A thrum of satisfaction sounded deep in my chest, and I kissed down her neck before kissing lower down her chest as I dipped her backward.

“Tell me you don’t want it,” I breathed, looking up at her from between her breasts. Those cold eyes peered wide at me through her lashes.

“I despise you.”

“That’s not what I asked.” I smirked, fingers digging into her hip.

“Your gestures mean nothing.”

“That’s not what I heard when you used to scream my name.”

“Do you remember the last time I screamed at you, by chance?”

“How could I forget a single indignity that manifests on those soft lips?”

“Undignified certainly is an appropriate description.”

“I would use the same description for yourself.” I dragged my tongue between her breasts and back up to her neck.

“Alina?” A sheepish voice spoke.

Alina stiffened against me like a board, her eyes tracking over to the voice. If I didn’t know better, I would say she was mortified.

“Oh,” I practically purred. “Hello, Edith.”

Alina’s shoulders shrank with tension.

“Don’t be rude,” I scolded, jolting her by her hair and forcing her face to turn to Edith. “Is that how you treat your Nest? Not even a hello?”

“Edith, please . . . you have to go,” Alina begged.

Edith’s eyes were wide and unable to take themselves off the situation before her, frozen in horror.
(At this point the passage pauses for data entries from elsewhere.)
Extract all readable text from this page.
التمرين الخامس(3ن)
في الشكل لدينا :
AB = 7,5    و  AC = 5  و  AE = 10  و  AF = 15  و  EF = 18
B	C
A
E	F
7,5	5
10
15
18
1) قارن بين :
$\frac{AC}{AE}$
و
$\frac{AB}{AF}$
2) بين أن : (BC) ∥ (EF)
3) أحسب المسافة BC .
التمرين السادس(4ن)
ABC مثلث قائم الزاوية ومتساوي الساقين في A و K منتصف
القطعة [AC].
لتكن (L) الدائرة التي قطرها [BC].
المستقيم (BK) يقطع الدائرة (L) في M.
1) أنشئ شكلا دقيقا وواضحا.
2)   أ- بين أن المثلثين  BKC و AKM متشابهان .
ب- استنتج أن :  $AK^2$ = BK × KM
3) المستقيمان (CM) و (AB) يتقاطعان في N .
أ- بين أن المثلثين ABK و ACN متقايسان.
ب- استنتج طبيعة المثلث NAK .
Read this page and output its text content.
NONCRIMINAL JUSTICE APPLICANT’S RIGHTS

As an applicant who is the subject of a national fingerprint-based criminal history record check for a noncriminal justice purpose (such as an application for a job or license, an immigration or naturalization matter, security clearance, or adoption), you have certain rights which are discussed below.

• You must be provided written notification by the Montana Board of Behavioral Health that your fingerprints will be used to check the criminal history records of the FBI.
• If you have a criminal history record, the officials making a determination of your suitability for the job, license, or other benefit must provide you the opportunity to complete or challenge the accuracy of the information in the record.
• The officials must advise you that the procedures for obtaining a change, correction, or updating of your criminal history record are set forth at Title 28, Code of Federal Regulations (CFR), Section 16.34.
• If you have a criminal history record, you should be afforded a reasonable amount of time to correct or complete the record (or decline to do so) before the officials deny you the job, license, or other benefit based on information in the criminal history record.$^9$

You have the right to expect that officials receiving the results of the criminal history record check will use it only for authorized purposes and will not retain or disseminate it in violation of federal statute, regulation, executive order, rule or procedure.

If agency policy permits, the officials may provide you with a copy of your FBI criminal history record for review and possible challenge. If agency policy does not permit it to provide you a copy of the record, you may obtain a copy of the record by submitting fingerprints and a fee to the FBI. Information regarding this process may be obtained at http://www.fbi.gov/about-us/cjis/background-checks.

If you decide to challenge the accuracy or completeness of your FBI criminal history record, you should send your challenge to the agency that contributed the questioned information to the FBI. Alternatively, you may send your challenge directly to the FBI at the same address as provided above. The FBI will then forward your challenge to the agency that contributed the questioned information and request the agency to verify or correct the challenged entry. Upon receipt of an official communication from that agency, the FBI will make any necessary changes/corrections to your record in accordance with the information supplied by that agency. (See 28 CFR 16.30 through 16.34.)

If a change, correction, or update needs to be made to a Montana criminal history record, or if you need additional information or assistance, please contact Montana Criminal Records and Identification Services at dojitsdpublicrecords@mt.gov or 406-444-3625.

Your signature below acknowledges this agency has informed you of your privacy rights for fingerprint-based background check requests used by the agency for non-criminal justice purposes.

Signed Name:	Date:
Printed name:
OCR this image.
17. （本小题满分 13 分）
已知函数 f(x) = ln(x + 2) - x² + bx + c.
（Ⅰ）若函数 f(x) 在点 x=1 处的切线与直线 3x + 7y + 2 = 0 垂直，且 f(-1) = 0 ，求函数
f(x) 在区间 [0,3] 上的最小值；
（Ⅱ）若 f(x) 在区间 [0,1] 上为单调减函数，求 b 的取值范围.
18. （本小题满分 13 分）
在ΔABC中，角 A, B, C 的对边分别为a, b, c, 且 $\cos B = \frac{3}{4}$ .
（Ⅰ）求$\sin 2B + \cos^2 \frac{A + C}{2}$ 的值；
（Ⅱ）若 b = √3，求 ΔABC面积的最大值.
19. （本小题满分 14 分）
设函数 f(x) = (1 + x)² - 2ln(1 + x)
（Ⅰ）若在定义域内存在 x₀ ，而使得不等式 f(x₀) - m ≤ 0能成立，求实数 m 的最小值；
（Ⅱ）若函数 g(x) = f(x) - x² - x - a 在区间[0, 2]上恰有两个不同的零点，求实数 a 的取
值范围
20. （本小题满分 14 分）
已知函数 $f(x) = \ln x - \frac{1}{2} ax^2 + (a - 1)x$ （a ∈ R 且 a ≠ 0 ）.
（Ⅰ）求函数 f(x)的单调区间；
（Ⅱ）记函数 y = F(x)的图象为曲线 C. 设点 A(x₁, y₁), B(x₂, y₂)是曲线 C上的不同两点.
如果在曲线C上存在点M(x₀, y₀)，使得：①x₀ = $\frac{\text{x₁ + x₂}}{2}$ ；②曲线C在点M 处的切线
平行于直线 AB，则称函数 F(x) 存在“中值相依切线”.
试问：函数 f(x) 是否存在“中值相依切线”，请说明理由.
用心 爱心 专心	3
“You look like you’ve seen a ghost.” I managed an innocent, mocking tone, glancing at Alina. “I am getting déjà vu from the first time you laid eyes on me, my love,” I teased.

“Alina—” Edith cupped her hands over her mouth and nose, like she was about to apologize.

I pressed my cheek against Alina’s as I regarded Edith. “I should be thanking you for making this happen, Edith. I couldn’t have found her without you!” I laughed. How delicious it all was.

“What . . . are you saying?” Alina growled.

“Do you want to tell her?”

Edith looked like she was about to crumple into tears. I could see the wetness forming in her eyes and a trembling lip. She escaped the question physically, disappearing back through the crowd. People were beginning to stare at the scene unfolding.

“She is quite cute, chatty as well,” I whispered, gently nipping at her cheek before she began to struggle. “Ah-ah! I am not finished with you.”

“Let me go,” she gasped, shoving against my chest.

“Never again.” I took in a deep breath, holding her tightly. “Though, in the spirit of old times, I will give you one more night of peace.”

And despite the tension, I let her go.

She stumbled back, wasting no time slipping away from me, disappearing through the crowds of mingling bodies.

I grasped the knife in my side, yanking it out with one swift pull, the black blood dribbling onto the marble tiles. I shook my head, wiping both sides of the blade on my jacket.